Islay is probably most famous as a whisky powerhouse; it is currently home to eight active distilleries, the products of which have a peaty kick that can warm the coldest of palates (I’m quite a fan).
Like most of Scotland, Islay has been strongly shaped by the last ice age – indeed, the channel that separates it from the mainland was carved by a glacier. In many places the bedrock is covered by a thick layer of glacial till, a poorly sorted mixture of ‘rock flour’ produced by the grinding action of moving ice, and larger pieces of rock carried within the glacier itself, all deposited and jumbled together as the ice sheets melted 10-20,000 years ago.
It’s quite interesting to look at these recent deposits and compare them to the much, much older glacial units that I’ve been studying in Oman (image below). At least at an outcrop scale, they do look pretty similar, even if the Omani diamictites were probably deposited in a marine environment rather than a terrestrial one. “The present is the key to the past”, indeed.

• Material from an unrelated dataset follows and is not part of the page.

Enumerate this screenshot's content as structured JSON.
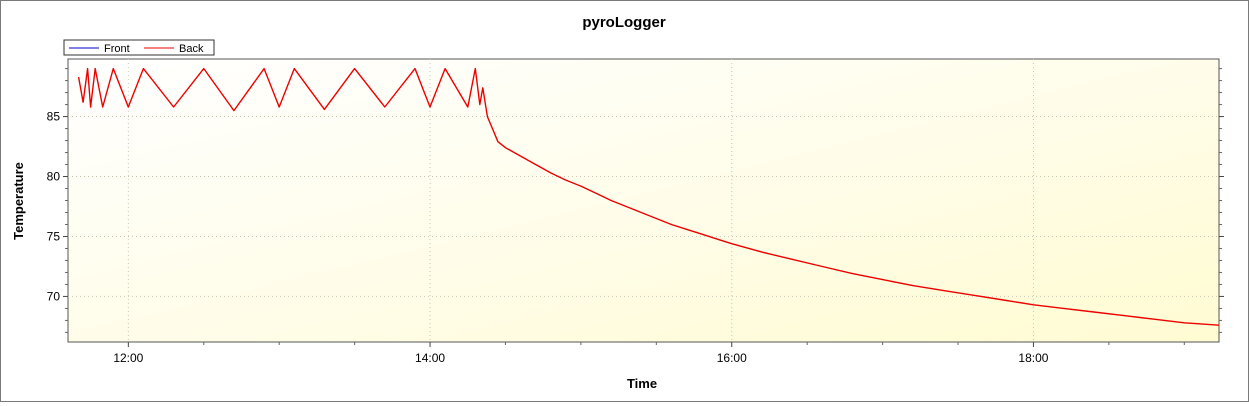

However, it turns out that Islay has an even more direct link with the glacial deposits of Oman. As the road rises up from the ferry terminal at Port Askaig, you drive past an impressive roadcut.
The unit exposed here, and along the coast to north of the Ferry Terminal, is the Port Askaig Formation. This is admittedly not the most whimsical of names, but the formation itself is actually rather intriguing, because it is also a diamictite – a poorly sorted sediment with large clasts of granite and other rocks embedded in a fine-grained, silty matrix.
The Port Askaig Formation is quite poorly dated, but dating of the granitic basement that it rests on, and some overlying volcanic formations, tell us that it is somewhere between 600 and 800 million years old. So, the late Neoproterozoic in Scotland was a time of cold and glaciers – just like in Oman. In fact, the Port Askaig and its correlative units in other parts of Scotland and Ireland were possibly the first evidence of Neoproterozoic glaciations to be recognised. If the Snowball Earth theory can be said to have had a birthplace, it could well be here.
Cool geology, with a whisky to finish: what more could you ask for from a holiday?